Why do automated machines fail? Deterioration caused by not maintaining basic standards and lack of operative training, stress as a result of poor design at the outset, and weaknesses, such as poor quality parts, tend to be the main factors say three automation experts
Representing the end user viewpoint is Geoff Hann (MIET), Engineering Manager at Morrisons Thrapston manufacturing site, while David Jahn, Director at Brillopak looks at maintenance from a machine build perspective, and Dan Rossek from Omron reviews the latest technology that’s helping to streamline and implement a strategy of predictive maintenance.

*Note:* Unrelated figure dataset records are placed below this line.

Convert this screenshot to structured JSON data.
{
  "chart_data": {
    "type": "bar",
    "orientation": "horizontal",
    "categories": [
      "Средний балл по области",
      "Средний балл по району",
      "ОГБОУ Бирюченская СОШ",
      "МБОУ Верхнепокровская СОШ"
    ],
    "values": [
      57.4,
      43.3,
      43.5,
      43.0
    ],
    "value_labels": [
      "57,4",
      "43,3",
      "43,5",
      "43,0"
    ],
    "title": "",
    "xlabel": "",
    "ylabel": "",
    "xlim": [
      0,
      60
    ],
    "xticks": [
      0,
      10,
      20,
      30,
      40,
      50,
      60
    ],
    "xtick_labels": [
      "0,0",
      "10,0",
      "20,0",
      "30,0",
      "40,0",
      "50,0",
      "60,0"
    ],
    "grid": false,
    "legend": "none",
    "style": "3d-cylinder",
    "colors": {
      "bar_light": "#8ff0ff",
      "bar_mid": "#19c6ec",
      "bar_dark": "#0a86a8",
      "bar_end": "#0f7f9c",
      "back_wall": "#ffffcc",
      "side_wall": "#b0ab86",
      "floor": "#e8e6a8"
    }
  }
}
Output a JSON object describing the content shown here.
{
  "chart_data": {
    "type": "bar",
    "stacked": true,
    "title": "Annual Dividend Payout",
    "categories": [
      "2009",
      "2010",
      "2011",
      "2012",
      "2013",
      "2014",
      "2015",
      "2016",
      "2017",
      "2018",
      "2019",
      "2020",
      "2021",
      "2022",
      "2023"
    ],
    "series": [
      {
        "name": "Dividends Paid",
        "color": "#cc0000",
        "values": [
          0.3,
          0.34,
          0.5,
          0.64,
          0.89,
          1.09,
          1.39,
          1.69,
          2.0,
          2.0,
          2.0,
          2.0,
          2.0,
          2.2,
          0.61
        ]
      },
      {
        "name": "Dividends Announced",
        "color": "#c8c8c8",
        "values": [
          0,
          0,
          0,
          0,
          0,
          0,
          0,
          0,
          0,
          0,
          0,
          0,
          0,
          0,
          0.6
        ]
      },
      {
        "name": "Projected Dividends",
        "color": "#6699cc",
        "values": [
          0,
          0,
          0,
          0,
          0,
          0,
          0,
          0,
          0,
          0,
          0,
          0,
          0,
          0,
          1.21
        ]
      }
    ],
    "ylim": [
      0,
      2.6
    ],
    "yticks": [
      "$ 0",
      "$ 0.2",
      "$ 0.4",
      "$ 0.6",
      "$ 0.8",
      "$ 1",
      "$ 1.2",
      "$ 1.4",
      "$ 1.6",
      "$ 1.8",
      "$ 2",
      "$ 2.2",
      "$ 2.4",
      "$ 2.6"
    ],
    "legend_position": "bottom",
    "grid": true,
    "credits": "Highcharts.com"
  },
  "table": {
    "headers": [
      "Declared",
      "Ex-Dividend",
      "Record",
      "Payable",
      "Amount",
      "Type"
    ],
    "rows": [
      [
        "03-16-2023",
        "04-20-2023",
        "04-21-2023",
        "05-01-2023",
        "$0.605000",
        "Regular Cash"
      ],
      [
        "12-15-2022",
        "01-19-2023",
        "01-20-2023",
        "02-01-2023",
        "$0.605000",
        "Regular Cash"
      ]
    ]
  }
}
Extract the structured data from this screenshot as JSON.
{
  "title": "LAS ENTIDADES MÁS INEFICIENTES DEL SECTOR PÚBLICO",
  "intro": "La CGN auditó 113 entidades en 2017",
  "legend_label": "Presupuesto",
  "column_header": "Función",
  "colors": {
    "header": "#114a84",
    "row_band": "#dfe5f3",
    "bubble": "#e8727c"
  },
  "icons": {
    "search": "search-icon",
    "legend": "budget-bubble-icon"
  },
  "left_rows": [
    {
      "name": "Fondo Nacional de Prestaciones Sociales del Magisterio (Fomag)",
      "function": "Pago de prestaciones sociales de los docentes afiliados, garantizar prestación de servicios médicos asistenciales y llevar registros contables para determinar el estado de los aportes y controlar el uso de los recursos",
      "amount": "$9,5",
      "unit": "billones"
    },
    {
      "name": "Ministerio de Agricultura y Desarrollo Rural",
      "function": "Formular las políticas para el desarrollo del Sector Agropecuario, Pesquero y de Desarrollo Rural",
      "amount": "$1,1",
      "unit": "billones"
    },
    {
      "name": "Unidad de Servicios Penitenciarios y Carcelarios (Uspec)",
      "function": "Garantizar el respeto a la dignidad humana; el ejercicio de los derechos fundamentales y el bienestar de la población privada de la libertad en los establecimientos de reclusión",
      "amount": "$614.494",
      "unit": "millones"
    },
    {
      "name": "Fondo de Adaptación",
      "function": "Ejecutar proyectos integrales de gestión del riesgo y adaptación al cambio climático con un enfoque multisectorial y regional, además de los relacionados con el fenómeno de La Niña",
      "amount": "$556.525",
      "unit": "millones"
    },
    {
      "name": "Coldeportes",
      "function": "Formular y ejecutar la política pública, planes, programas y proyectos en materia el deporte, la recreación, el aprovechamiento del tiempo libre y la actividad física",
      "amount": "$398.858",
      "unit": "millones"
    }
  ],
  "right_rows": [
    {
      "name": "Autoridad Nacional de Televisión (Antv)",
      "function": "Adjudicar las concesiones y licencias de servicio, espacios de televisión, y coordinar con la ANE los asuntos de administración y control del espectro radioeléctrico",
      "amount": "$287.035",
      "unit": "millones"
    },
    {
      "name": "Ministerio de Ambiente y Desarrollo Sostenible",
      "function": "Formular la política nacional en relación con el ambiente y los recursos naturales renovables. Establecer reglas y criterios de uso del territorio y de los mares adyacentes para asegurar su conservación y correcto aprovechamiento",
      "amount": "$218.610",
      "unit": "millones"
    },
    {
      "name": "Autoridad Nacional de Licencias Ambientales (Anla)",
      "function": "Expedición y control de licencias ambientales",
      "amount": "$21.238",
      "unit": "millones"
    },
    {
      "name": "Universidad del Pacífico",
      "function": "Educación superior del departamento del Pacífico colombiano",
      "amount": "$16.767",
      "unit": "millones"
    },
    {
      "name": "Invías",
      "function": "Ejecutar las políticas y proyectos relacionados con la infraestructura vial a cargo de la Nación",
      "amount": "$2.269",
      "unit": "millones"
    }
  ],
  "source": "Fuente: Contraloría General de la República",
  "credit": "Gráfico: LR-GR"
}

The three experts share their tips on how to maximise overall equipment effectiveness (OEE) on food production pick and pack lines by instilling a workplace culture of pride in asset care and explain why having the basics in place can lead to greater success during the transition towards Industry 4.0.
In the last decade, food produce environments and packhouses have realised the productivity benefits that can be gained by being less reactive to maintenance tasks and adopting a proactive approach to asset care. “From an end-user’s perspective, a key driver behind this change has been the growing acceptance of OEE as a measure for a company’s productivity,” said Omron’s Dan Rossek.
Brillopak’s David Jahn said: “Machine technology is just one aspect of automation. In a marginal business like fresh produce packing, if a production line stops or slows down to accommodate a hold up further up the line, that eats into productivity and therefore profits. The whole process, from weighing and flow-wrapping produce to loading it into a case for palletising must run seamlessly in order to optimise OEE."
"Operatives need to feel confident and familiar with equipment. Chaotic layouts, factory clutter and workforce hostility towards automation are probably the most common reasons that production gets disrupted.”